Klaus es un conocido partidario de Putin; los rusos le devolvieron el favor otorgándole la Medalla Pushkin por la promoción de la cultura rusa. Eso puede parecer divertido, puesto que nada se sabe de los logros de Klaus en el campo de la cultura, pero, por supuesto, lo que Moscú persigue en este caso son los intereses geopolíticos rusos, no el amor por la cultura. 

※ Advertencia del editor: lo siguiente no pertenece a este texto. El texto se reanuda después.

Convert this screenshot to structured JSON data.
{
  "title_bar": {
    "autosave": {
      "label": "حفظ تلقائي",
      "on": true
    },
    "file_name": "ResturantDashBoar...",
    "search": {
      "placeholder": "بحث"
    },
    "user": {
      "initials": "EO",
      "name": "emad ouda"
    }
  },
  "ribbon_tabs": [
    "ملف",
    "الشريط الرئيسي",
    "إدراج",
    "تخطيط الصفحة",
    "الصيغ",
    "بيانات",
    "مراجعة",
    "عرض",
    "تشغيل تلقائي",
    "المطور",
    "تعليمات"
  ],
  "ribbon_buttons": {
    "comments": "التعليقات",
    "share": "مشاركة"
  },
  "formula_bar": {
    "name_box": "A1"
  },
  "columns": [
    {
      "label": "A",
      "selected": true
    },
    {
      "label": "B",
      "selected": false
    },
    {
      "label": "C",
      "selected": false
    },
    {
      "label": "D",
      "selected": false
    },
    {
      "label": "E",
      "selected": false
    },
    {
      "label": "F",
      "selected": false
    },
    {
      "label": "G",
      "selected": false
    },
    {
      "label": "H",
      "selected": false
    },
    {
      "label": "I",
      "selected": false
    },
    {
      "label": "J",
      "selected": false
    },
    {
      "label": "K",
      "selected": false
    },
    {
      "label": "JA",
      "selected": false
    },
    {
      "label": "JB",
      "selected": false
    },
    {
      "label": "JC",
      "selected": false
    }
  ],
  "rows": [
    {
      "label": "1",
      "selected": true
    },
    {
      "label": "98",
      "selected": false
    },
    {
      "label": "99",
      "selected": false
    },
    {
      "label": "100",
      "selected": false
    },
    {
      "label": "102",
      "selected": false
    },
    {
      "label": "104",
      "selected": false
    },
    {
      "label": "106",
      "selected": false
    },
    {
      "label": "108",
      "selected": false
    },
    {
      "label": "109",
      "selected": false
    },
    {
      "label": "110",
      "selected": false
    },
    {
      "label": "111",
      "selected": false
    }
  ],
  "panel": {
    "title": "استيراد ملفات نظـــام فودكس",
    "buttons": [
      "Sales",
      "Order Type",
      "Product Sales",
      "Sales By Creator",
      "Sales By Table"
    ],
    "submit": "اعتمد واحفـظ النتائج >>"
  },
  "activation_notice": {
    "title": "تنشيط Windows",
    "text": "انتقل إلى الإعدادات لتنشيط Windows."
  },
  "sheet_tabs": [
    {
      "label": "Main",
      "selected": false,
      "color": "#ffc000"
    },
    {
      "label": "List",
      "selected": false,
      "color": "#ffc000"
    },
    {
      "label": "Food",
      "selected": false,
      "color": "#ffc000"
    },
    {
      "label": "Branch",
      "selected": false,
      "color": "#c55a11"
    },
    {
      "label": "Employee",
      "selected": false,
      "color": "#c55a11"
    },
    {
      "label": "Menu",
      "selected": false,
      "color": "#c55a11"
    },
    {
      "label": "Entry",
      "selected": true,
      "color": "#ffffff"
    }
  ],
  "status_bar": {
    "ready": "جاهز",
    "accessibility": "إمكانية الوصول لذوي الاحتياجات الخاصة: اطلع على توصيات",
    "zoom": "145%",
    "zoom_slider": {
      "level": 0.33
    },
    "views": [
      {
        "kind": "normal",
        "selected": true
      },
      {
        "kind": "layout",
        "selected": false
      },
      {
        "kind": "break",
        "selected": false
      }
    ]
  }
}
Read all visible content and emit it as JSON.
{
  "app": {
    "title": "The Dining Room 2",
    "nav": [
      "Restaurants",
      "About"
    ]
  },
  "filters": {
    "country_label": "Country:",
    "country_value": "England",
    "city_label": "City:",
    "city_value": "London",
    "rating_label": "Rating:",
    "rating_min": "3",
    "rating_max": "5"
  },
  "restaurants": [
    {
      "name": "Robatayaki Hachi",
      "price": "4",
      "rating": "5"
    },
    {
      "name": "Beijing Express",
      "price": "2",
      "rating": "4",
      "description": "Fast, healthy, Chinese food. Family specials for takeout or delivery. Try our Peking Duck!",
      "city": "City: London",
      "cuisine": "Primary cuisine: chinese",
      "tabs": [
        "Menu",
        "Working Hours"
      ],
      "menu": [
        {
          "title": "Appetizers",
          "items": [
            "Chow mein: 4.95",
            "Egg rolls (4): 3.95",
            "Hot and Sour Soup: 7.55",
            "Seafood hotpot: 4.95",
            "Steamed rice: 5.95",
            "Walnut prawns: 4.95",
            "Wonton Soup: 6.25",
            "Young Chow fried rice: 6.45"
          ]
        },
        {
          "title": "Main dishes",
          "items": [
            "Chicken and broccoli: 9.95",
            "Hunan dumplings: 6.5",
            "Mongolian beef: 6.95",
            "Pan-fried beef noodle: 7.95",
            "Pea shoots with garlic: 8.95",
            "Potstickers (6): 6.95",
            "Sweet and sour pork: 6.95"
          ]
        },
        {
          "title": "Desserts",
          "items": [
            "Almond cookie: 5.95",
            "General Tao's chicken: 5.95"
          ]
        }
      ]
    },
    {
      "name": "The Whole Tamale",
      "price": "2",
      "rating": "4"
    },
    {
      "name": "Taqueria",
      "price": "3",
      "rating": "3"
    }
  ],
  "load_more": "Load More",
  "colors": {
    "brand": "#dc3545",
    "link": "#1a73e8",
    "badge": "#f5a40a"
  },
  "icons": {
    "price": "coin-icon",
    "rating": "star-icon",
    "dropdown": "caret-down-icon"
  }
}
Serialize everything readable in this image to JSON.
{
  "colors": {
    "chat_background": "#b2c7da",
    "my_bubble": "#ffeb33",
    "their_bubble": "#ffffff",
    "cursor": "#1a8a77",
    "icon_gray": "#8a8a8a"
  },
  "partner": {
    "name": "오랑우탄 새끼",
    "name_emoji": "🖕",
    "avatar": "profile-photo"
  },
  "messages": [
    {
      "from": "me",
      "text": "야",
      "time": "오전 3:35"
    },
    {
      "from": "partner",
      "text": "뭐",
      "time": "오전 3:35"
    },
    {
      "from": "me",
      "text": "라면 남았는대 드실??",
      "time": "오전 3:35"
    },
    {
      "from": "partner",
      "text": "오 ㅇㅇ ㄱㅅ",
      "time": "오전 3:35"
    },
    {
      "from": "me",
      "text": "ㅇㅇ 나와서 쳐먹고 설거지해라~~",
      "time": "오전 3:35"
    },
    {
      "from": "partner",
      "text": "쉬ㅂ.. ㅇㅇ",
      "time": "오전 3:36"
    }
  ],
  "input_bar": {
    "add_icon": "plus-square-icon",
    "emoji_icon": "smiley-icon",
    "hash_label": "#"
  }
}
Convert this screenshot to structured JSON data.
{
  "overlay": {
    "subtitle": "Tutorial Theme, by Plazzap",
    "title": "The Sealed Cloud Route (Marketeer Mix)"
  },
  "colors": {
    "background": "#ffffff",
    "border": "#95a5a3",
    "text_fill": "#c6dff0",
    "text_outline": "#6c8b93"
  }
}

El actual presidente, Milos Zeman, es también abiertamente prorruso. Su campaña presidencial fue cofinanciada con dinero ruso y su asesor clave, Martin Nejedly, encabeza Lukoil, la rama checa de una empresa en última instancia controlada por el Kremlin. Hay que tener en cuenta que los presidentes, por prestigiosos que sean en público, no dirigen el gobierno y su influencia en la política exterior es bastante marginal.

Durante décadas la relación entre Europa central y Moscú tuvo una importancia limitada y estaba confinada a nivel regional. En los años 90 del siglo pasado, Rusia tenía una crisis interna y no representaba una amenaza geopolítica. Desde la llegada de Putin, sin embargo, el país ha regresado  a su vieja razón de ser: “Expandir el Estado en todas las direcciones”, como expresó en el siglo XVII el primer ministro del zar Alexei, Afanasy Ordin-Nashchokin. La expansión interior y exterior del Estado ruso es el modo en que Putin quiere superar la ruptura que ve en el periodo posterior a la guerra fría. Es un flagrante regreso a las viejas formas. El juego de explotar la división y la debilidad ha empezado por los nuevos miembros de la Unión Europea, pero no es seguro que termine ahí.